Africa Amounts For Half Of World’s Poverty – UNECA

Africa Amounts For Half Of World's Poverty - UNECA

The Chief Economist of the United Nations Economic Commission for Africa (UNECA), Hanan Morsy said that Africa now accounts for more than half of the world’s poverty.

On Monday, Morsy addressed the 55th session of the African Ministers of Finance, Planning, and Economic Development Conference in Addis Ababa, Ethiopia.

“The continent faced a tsunami of global shocks that have exacerbated existing socio-economic operation and equity,” Morsy said.

“Africa, as a result of these shocks, currently accounts for more than half of the world’s poor at 54.8 percent.

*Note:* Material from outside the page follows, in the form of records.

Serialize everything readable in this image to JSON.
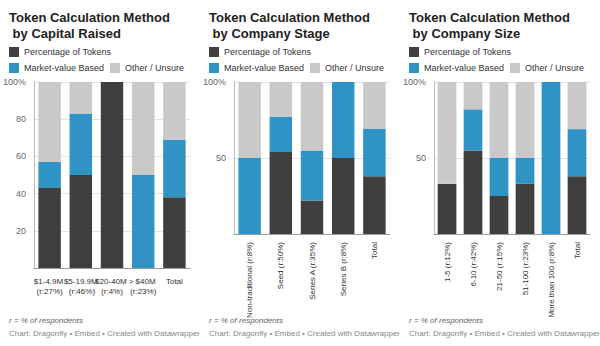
{
  "chart_data": [
    {
      "type": "bar",
      "title": "Token Calculation Method by Capital Raised",
      "categories": [
        "$1-4.9M (r:27%)",
        "$5-19.9M (r:46%)",
        "$20-40M (r:4%)",
        "> $40M (r:23%)",
        "Total"
      ],
      "series": [
        {
          "name": "Percentage of Tokens",
          "color": "#3f3f3f",
          "values": [
            43,
            50,
            100,
            0,
            38
          ]
        },
        {
          "name": "Market-value Based",
          "color": "#2f93c4",
          "values": [
            14,
            33,
            0,
            50,
            31
          ]
        },
        {
          "name": "Other / Unsure",
          "color": "#c9c9c9",
          "values": [
            43,
            17,
            0,
            50,
            31
          ]
        }
      ],
      "stacked": true,
      "legend": "top-left",
      "grid": true,
      "ylim": [
        0,
        100
      ],
      "yticks": [
        20,
        40,
        60,
        80,
        {
          "value": 100,
          "label": "100%"
        }
      ],
      "annotations": [
        "r = % of respondents",
        "Chart: Dragonfly • Embed • Created with Datawrapper"
      ]
    },
    {
      "type": "bar",
      "title": "Token Calculation Method by Company Stage",
      "categories": [
        "Non-traditional (r:8%)",
        "Seed (r:50%)",
        "Series A (r:35%)",
        "Series B (r:8%)",
        "Total"
      ],
      "series": [
        {
          "name": "Percentage of Tokens",
          "color": "#3f3f3f",
          "values": [
            0,
            54,
            22,
            50,
            38
          ]
        },
        {
          "name": "Market-value Based",
          "color": "#2f93c4",
          "values": [
            50,
            23,
            33,
            50,
            31
          ]
        },
        {
          "name": "Other / Unsure",
          "color": "#c9c9c9",
          "values": [
            50,
            23,
            45,
            0,
            31
          ]
        }
      ],
      "stacked": true,
      "legend": "top-left",
      "grid": true,
      "ylim": [
        0,
        100
      ],
      "yticks": [
        50,
        {
          "value": 100,
          "label": "100%"
        }
      ],
      "annotations": [
        "r = % of respondents",
        "Chart: Dragonfly • Embed • Created with Datawrapper"
      ]
    },
    {
      "type": "bar",
      "title": "Token Calculation Method by Company Size",
      "categories": [
        "1-5 (r:12%)",
        "6-10 (r:42%)",
        "21-50 (r:15%)",
        "51-100 (r:23%)",
        "More than 100 (r:8%)",
        "Total"
      ],
      "series": [
        {
          "name": "Percentage of Tokens",
          "color": "#3f3f3f",
          "values": [
            33,
            55,
            25,
            33,
            0,
            38
          ]
        },
        {
          "name": "Market-value Based",
          "color": "#2f93c4",
          "values": [
            0,
            27,
            25,
            17,
            100,
            31
          ]
        },
        {
          "name": "Other / Unsure",
          "color": "#c9c9c9",
          "values": [
            67,
            18,
            50,
            50,
            0,
            31
          ]
        }
      ],
      "stacked": true,
      "legend": "top-left",
      "grid": true,
      "ylim": [
        0,
        100
      ],
      "yticks": [
        50,
        {
          "value": 100,
          "label": "100%"
        }
      ],
      "annotations": [
        "r = % of respondents",
        "Chart: Dragonfly • Embed • Created with Datawrapper"
      ]
    }
  ]
}
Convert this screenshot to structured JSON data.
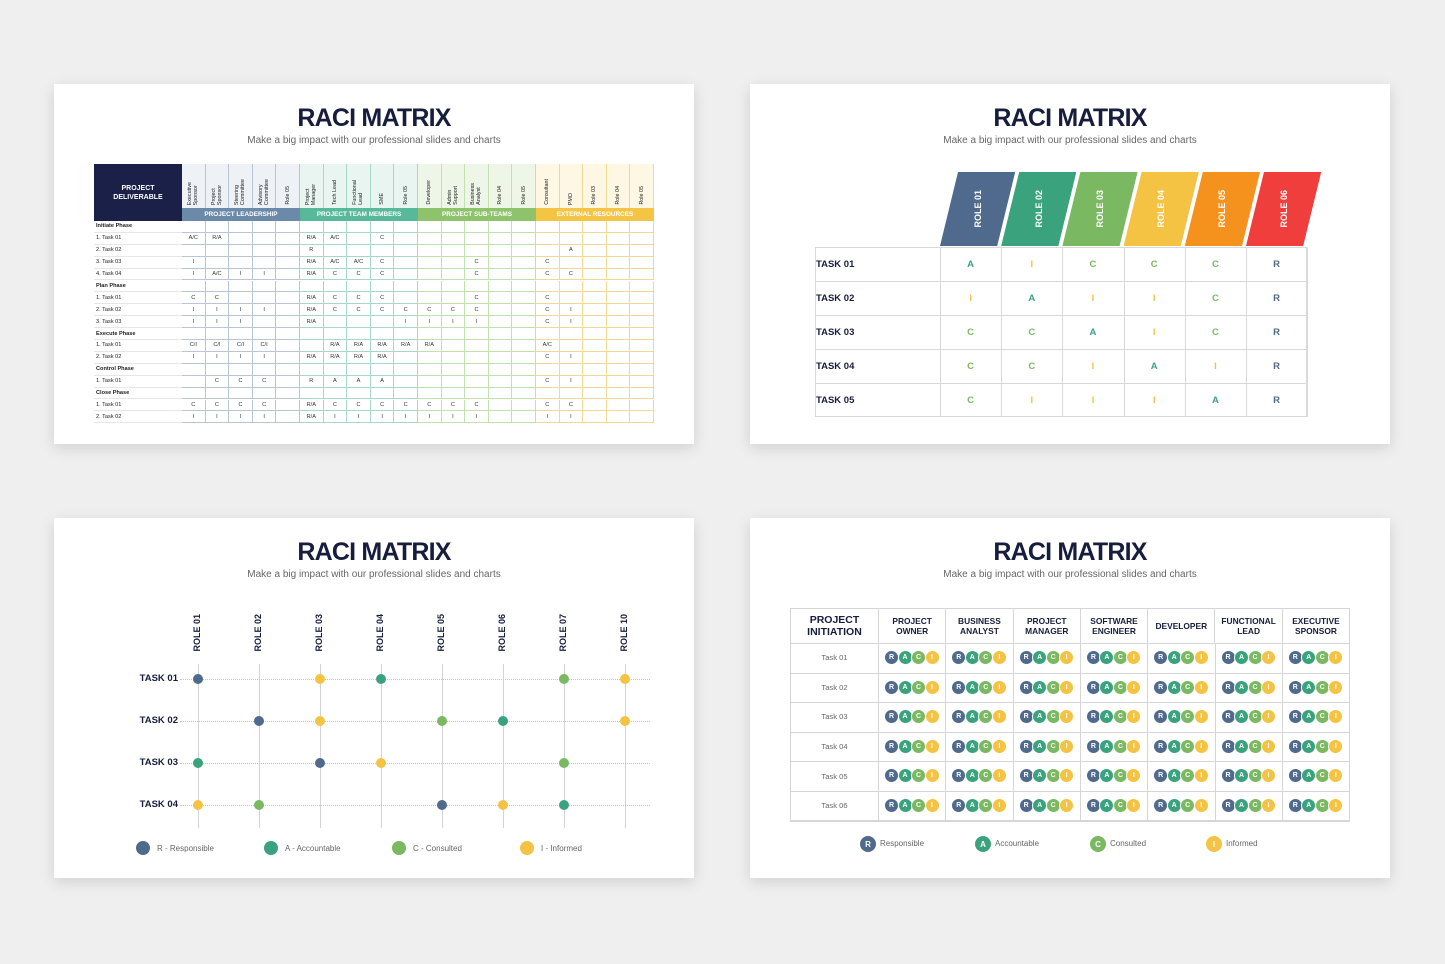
{
  "colors": {
    "navy": "#1b2049",
    "slate": "#4f6a8c",
    "teal": "#3aa37e",
    "green": "#7ab862",
    "yellow": "#f5c343",
    "orange": "#f5921d",
    "red": "#ef3e3c",
    "s1_grp_lead": "#6b8aaa",
    "s1_grp_team": "#58b99a",
    "s1_grp_sub": "#8ec36c",
    "s1_grp_ext": "#f4c545"
  },
  "slide1": {
    "title": "RACI MATRIX",
    "subtitle": "Make a big impact with our professional slides and charts",
    "corner_label": "PROJECT DELIVERABLE",
    "groups": [
      {
        "name": "PROJECT LEADERSHIP",
        "span": 5
      },
      {
        "name": "PROJECT TEAM MEMBERS",
        "span": 5
      },
      {
        "name": "PROJECT SUB-TEAMS",
        "span": 5
      },
      {
        "name": "EXTERNAL RESOURCES",
        "span": 5
      }
    ],
    "roles": [
      "Executive\nSponsor",
      "Project\nSponsor",
      "Steering\nCommittee",
      "Advisory\nCommittee",
      "Role 05",
      "Project\nManager",
      "Tech Lead",
      "Functional\nLead",
      "SME",
      "Role 05",
      "Developer",
      "Admin\nSupport",
      "Business\nAnalyst",
      "Role 04",
      "Role 05",
      "Consultant",
      "PMO",
      "Role 03",
      "Role 04",
      "Role 05"
    ],
    "rows": [
      {
        "task": "Initiate Phase",
        "phase": true,
        "cells": []
      },
      {
        "task": "1. Task 01",
        "cells": [
          "A/C",
          "R/A",
          "",
          "",
          "",
          "R/A",
          "A/C",
          "",
          "C",
          "",
          "",
          "",
          "",
          "",
          "",
          "",
          "",
          "",
          "",
          ""
        ]
      },
      {
        "task": "2. Task 02",
        "cells": [
          "",
          "",
          "",
          "",
          "",
          "R",
          "",
          "",
          "",
          "",
          "",
          "",
          "",
          "",
          "",
          "",
          "A",
          "",
          "",
          ""
        ]
      },
      {
        "task": "3. Task 03",
        "cells": [
          "I",
          "",
          "",
          "",
          "",
          "R/A",
          "A/C",
          "A/C",
          "C",
          "",
          "",
          "",
          "C",
          "",
          "",
          "C",
          "",
          "",
          "",
          ""
        ]
      },
      {
        "task": "4. Task 04",
        "cells": [
          "I",
          "A/C",
          "I",
          "I",
          "",
          "R/A",
          "C",
          "C",
          "C",
          "",
          "",
          "",
          "C",
          "",
          "",
          "C",
          "C",
          "",
          "",
          ""
        ]
      },
      {
        "task": "Plan Phase",
        "phase": true,
        "cells": []
      },
      {
        "task": "1. Task 01",
        "cells": [
          "C",
          "C",
          "",
          "",
          "",
          "R/A",
          "C",
          "C",
          "C",
          "",
          "",
          "",
          "C",
          "",
          "",
          "C",
          "",
          "",
          "",
          ""
        ]
      },
      {
        "task": "2. Task 02",
        "cells": [
          "I",
          "I",
          "I",
          "I",
          "",
          "R/A",
          "C",
          "C",
          "C",
          "C",
          "C",
          "C",
          "C",
          "",
          "",
          "C",
          "I",
          "",
          "",
          ""
        ]
      },
      {
        "task": "3. Task 03",
        "cells": [
          "I",
          "I",
          "I",
          "",
          "",
          "R/A",
          "",
          "",
          "",
          "I",
          "I",
          "I",
          "I",
          "",
          "",
          "C",
          "I",
          "",
          "",
          ""
        ]
      },
      {
        "task": "Execute Phase",
        "phase": true,
        "cells": []
      },
      {
        "task": "1. Task 01",
        "cells": [
          "C/I",
          "C/I",
          "C/I",
          "C/I",
          "",
          "",
          "R/A",
          "R/A",
          "R/A",
          "R/A",
          "R/A",
          "",
          "",
          "",
          "",
          "A/C",
          "",
          "",
          "",
          ""
        ]
      },
      {
        "task": "2. Task 02",
        "cells": [
          "I",
          "I",
          "I",
          "I",
          "",
          "R/A",
          "R/A",
          "R/A",
          "R/A",
          "",
          "",
          "",
          "",
          "",
          "",
          "C",
          "I",
          "",
          "",
          ""
        ]
      },
      {
        "task": "Control Phase",
        "phase": true,
        "cells": []
      },
      {
        "task": "1. Task 01",
        "cells": [
          "",
          "C",
          "C",
          "C",
          "",
          "R",
          "A",
          "A",
          "A",
          "",
          "",
          "",
          "",
          "",
          "",
          "C",
          "I",
          "",
          "",
          ""
        ]
      },
      {
        "task": "Close Phase",
        "phase": true,
        "cells": []
      },
      {
        "task": "1. Task 01",
        "cells": [
          "C",
          "C",
          "C",
          "C",
          "",
          "R/A",
          "C",
          "C",
          "C",
          "C",
          "C",
          "C",
          "C",
          "",
          "",
          "C",
          "C",
          "",
          "",
          ""
        ]
      },
      {
        "task": "2. Task 02",
        "cells": [
          "I",
          "I",
          "I",
          "I",
          "",
          "R/A",
          "I",
          "I",
          "I",
          "I",
          "I",
          "I",
          "I",
          "",
          "",
          "I",
          "I",
          "",
          "",
          ""
        ]
      }
    ]
  },
  "slide2": {
    "title": "RACI MATRIX",
    "subtitle": "Make a big impact with our professional slides and charts",
    "roles": [
      "ROLE 01",
      "ROLE 02",
      "ROLE 03",
      "ROLE 04",
      "ROLE 05",
      "ROLE 06"
    ],
    "tasks": [
      "TASK 01",
      "TASK 02",
      "TASK 03",
      "TASK 04",
      "TASK 05"
    ],
    "values": [
      [
        "A",
        "I",
        "C",
        "C",
        "C",
        "R"
      ],
      [
        "I",
        "A",
        "I",
        "I",
        "C",
        "R"
      ],
      [
        "C",
        "C",
        "A",
        "I",
        "C",
        "R"
      ],
      [
        "C",
        "C",
        "I",
        "A",
        "I",
        "R"
      ],
      [
        "C",
        "I",
        "I",
        "I",
        "A",
        "R"
      ]
    ]
  },
  "slide3": {
    "title": "RACI MATRIX",
    "subtitle": "Make a big impact with our professional slides and charts",
    "roles": [
      "ROLE 01",
      "ROLE 02",
      "ROLE 03",
      "ROLE 04",
      "ROLE 05",
      "ROLE 06",
      "ROLE 07",
      "ROLE 10"
    ],
    "tasks": [
      "TASK 01",
      "TASK 02",
      "TASK 03",
      "TASK 04"
    ],
    "dots": [
      [
        "R",
        "",
        "I",
        "A",
        "",
        "",
        "C",
        "I"
      ],
      [
        "",
        "R",
        "I",
        "",
        "C",
        "A",
        "",
        "I"
      ],
      [
        "A",
        "",
        "R",
        "I",
        "",
        "",
        "C",
        ""
      ],
      [
        "I",
        "C",
        "",
        "",
        "R",
        "I",
        "A",
        ""
      ]
    ],
    "legend": [
      {
        "key": "R",
        "label": "R - Responsible"
      },
      {
        "key": "A",
        "label": "A - Accountable"
      },
      {
        "key": "C",
        "label": "C - Consulted"
      },
      {
        "key": "I",
        "label": "I - Informed"
      }
    ]
  },
  "slide4": {
    "title": "RACI MATRIX",
    "subtitle": "Make a big impact with our professional slides and charts",
    "corner_label": "PROJECT INITIATION",
    "columns": [
      "PROJECT OWNER",
      "BUSINESS ANALYST",
      "PROJECT MANAGER",
      "SOFTWARE ENGINEER",
      "DEVELOPER",
      "FUNCTIONAL LEAD",
      "EXECUTIVE SPONSOR"
    ],
    "tasks": [
      "Task 01",
      "Task 02",
      "Task 03",
      "Task 04",
      "Task 05",
      "Task 06"
    ],
    "letters": [
      "R",
      "A",
      "C",
      "I"
    ],
    "legend": [
      {
        "key": "R",
        "label": "Responsible"
      },
      {
        "key": "A",
        "label": "Accountable"
      },
      {
        "key": "C",
        "label": "Consulted"
      },
      {
        "key": "I",
        "label": "Informed"
      }
    ]
  }
}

“And we have estimated 548 million Africans living in poverty in 2022 and 149 million at risk of falling into poverty in the same year.

“There is a skewed distribution across the continent in terms of concentration of these issues, with particularly East and West Africa having a higher share of poverty across regions.”

Morsy stated that existing inequalities exacerbated the situation, adding that the rate of inequality increased even during periods of rapid economic growth in Africa.

She explained that several domestic and international recommendations had been implemented to aid in the fight against poverty.

“We need to pursue inclusive macroeconomic policies such as targeted and efficient spending and build resilience to future shocks at the household and community level,” Morsy said.

“African governments need to enhance resource mobilisation. To do that. I think several measures would help, including closing tax loopholes.

“Africa loses 40 to 60 billion dollars annually in tax evasion. There’s also funding that can be raised through tackling issues of illicit financial flows.”

According to the economist, Africa’s regulatory framework and global financial architecture need to be improved.

“Another critical issue is scaling up affordable and long-term financing for development. And that would involve improving the terms of lending,” she said.

“Increasing the flexibility and the alleged poor eligibility and selection qualification criteria of the IMF resilience and sustainability facility is essential.

“Enhancing the regulatory framework for credit rating agencies to have better transparency in terms of methodology, rating processes and an oversight and external recourse mechanisms in case of dispute is key.”

Morsy stated that in order for African countries to maintain market access, more lending options, official support, and guarantees are required to allow them to access capital markets at affordable rates.